Partial participation: some entities may not participate in any relationship in the relationship set.

#Ternary relationship
#Cardinality constraints on ternary relationship

We allow at most one arrow out of a ternary(or greater degree) relationship to indicate a cardinality constraint

If there is more than one arrow, there are two ways of defining the meaning:

a ternary relationship R between A, B and C, with arrows to B and C could mean

  1. each A entity is associated with a unique entity from B and C or
  2. each pair of entities from (A, B) is associated with a unique C entity, and each pair (A, C) is associated with q unique B

To avoid confusion, we outlaw more than one arrow.

#Reduction to relation schemas

Entity sets and relationship sets can be expressed uniformly as relation schemas that represent the contents of the database.

A database which conforms to an E-R diagram can be represented y a collection of schemas.

For each entity set and relationship set there is a unique schema that is assigned the name of the corresponding entity set or relationship set.

Each schema has a number of columns (generally corresponding to attributes), which have unique names

A weak entity set becomes a table that includes a column for primary key of the identifying strong entity set. section(course_id, sec_id, semester, year)

#representing relationship set

A many-to-many relationship set is represented as a schema with attributes for the primary keys of the two participating entity sets, and any descriptive attributes of the relationship set.

#Composite and multivalued attributes

Composite attributes are flattened out by creating a seperate attribute for each component attribute.

Ignoring multivalued attributes, extended instructor schema is instructor(ID, first_name, middle_name, last_name, street_number, apt_number, city, state, zip_code, date_of_birth)

A multivalued attribute M of an entity E is represented by a separate schema EM

Schema EM has attributes corresponding to the primary key of E and an attribute corresponding to multivalued attribute M. Example: Multivalued attribute phone_number of instructor is represented by a schema: inst_phone = (ID, phone_number)

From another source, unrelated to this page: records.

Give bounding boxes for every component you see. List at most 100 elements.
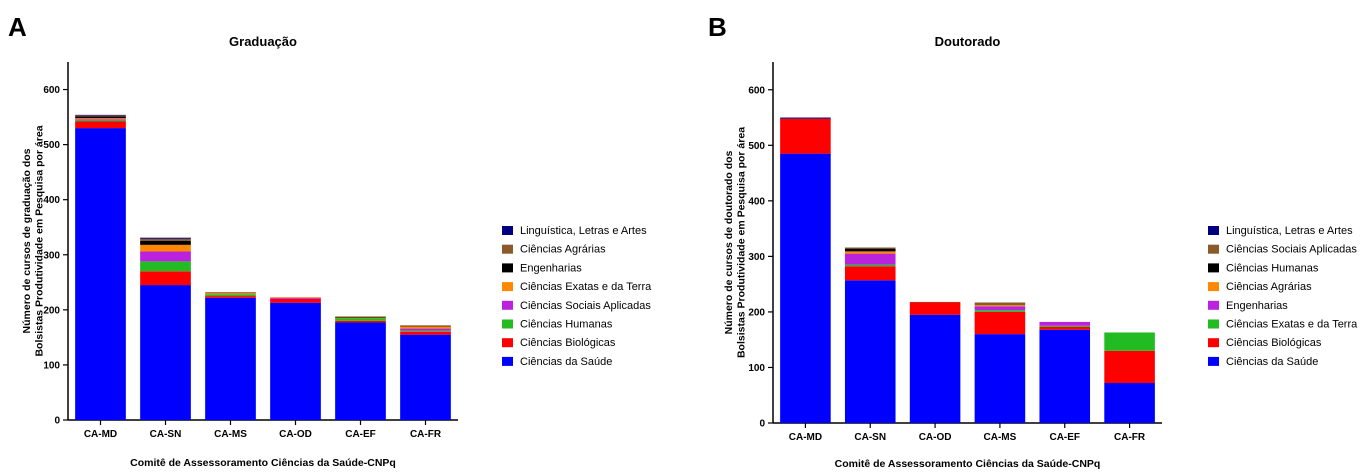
bar-segment (400, 325, 451, 326)
bar-segment (140, 251, 191, 262)
bar-segment (335, 317, 386, 318)
bar-segment (844, 247, 896, 249)
chart-title: Graduação (229, 34, 297, 49)
bar-segment (974, 302, 1026, 306)
bar-segment (974, 334, 1026, 423)
y-tick-label: 0 (759, 419, 765, 430)
legend-label: Ciências Biológicas (1226, 337, 1322, 349)
bar-segment (335, 318, 386, 321)
bar-segment (1039, 329, 1091, 423)
legend-swatch (1208, 226, 1219, 235)
y-tick-label: 400 (748, 196, 765, 207)
bar-segment (205, 297, 256, 420)
y-tick-label: 100 (748, 363, 765, 374)
legend-label: Ciências Sociais Aplicadas (1226, 244, 1357, 256)
x-tick-label: CA-FR (410, 429, 442, 440)
legend-swatch (1208, 244, 1219, 254)
legend-label: Ciências Agrárias (1226, 281, 1312, 293)
chart-b-svg: Doutorado 0 100 200 300 400 500 600 CA-MD CA-SN CA… (723, 34, 1358, 470)
bar-segment (335, 317, 386, 319)
bar-segment (140, 237, 191, 239)
legend-label: Ciências Humanas (520, 319, 613, 331)
bar-segment (844, 280, 896, 423)
bar-segment (400, 334, 451, 420)
x-tick-label: CA-EF (345, 429, 376, 440)
bar-segment (270, 297, 321, 298)
y-tick-label: 200 (748, 307, 765, 318)
y-tick-label: 600 (748, 85, 765, 96)
legend-swatch (1208, 263, 1219, 273)
bar-segment (1104, 350, 1155, 384)
legend-swatch (502, 338, 513, 348)
legend-swatch (502, 319, 513, 329)
bar-segment (844, 248, 896, 252)
bar-segment (1104, 332, 1155, 351)
bar-segment (75, 119, 126, 121)
legend-label: Linguística, Letras e Artes (520, 225, 647, 237)
bar-segment (205, 294, 256, 297)
chart-a-svg: Graduação 0 100 200 300 400 500 600 CA-MD CA-SN CA… (21, 34, 652, 469)
legend-swatch (502, 226, 513, 235)
bar-segment (270, 297, 321, 299)
bar-segment (909, 301, 961, 303)
bar-segment (205, 296, 256, 298)
x-tick-label: CA-SN (150, 429, 182, 440)
x-tick-label: CA-MS (984, 432, 1017, 443)
bar-segment (140, 241, 191, 245)
x-tick-label: CA-FR (1114, 432, 1146, 443)
bar-segment (75, 118, 126, 120)
chart-panel-b: B Doutorado 0 100 200 300 400 500 600 CA-MD CA-SN… (700, 0, 1370, 470)
legend-swatch (1208, 319, 1219, 329)
x-tick-label: CA-OD (279, 429, 312, 440)
legend-swatch (502, 263, 513, 273)
bar-segment (780, 117, 831, 119)
bar-segment (205, 292, 256, 294)
legend-swatch (1208, 338, 1219, 348)
bar-segment (400, 326, 451, 329)
legend-swatch (502, 356, 513, 366)
bar-segment (140, 271, 191, 286)
bar-segment (844, 251, 896, 254)
x-tick-label: CA-EF (1049, 432, 1080, 443)
y-tick-label: 300 (748, 252, 765, 263)
bar-segment (974, 305, 1026, 307)
bar-segment (909, 302, 961, 315)
chart-panel-a: A Graduação 0 100 200 300 400 500 600 CA-MD CA-SN… (0, 0, 685, 469)
legend-label: Linguística, Letras e Artes (1226, 225, 1353, 237)
legend-swatch (1208, 300, 1219, 310)
bar-segment (844, 253, 896, 265)
panel-label-b: B (708, 12, 727, 42)
bar-segment (974, 310, 1026, 312)
bar-segment (75, 128, 126, 421)
bar-segment (974, 306, 1026, 311)
bar-segment (400, 331, 451, 335)
bar-segment (140, 261, 191, 272)
bar-segment (75, 121, 126, 129)
legend-label: Ciências Agrárias (520, 244, 606, 256)
bar-segment (400, 330, 451, 332)
legend-label: Ciências da Saúde (520, 356, 612, 368)
bar-segment (335, 322, 386, 420)
legend-swatch (1208, 356, 1219, 366)
bar-segment (1039, 325, 1091, 327)
chart-title: Doutorado (935, 34, 1001, 49)
bar-segment (205, 293, 256, 295)
legend-label: Ciências Exatas e da Terra (1226, 319, 1358, 331)
bar-segment (270, 298, 321, 303)
x-tick-label: CA-MD (789, 432, 822, 443)
y-tick-label: 500 (748, 141, 765, 152)
y-tick-label: 300 (43, 250, 60, 261)
legend-label: Engenharias (1226, 300, 1288, 312)
legend-label: Ciências Biológicas (520, 337, 616, 349)
y-tick-label: 200 (43, 305, 60, 316)
bar-segment (780, 118, 831, 154)
x-axis-label: Comitê de Assessoramento Ciências da Saú… (130, 457, 396, 469)
bar-segment (140, 238, 191, 241)
y-tick-label: 400 (43, 195, 60, 206)
legend-swatch (1208, 282, 1219, 292)
x-tick-label: CA-MS (214, 429, 247, 440)
bar-segment (335, 320, 386, 323)
bar-segment (1039, 321, 1091, 326)
bar-segment (140, 285, 191, 420)
y-tick-label: 0 (54, 416, 60, 427)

Each value of the multivalued attribute maps to a separate tuple of the relation on schema EM

Special case: entity time_slot has only one attribute other than the primary-key attribute, and that attribute is multivalued. Don't create the relation corresponding to the entity, just create the one corresponding to the multivalued attribute.

#E-R design Decisions

The use of an attribute or entity set to represent an object

Whether a real-world concept is best expressed by an entity set or a relationship set.

The use of a ternary relationship versus a pair of binary relationships.

The use of a strong or weak entity set.

The use of specialization/generalization - contributes to modularity in the design.

The use of aggregation - can treat the aggregate entity set as a single unit without concern for the details of its internal structure.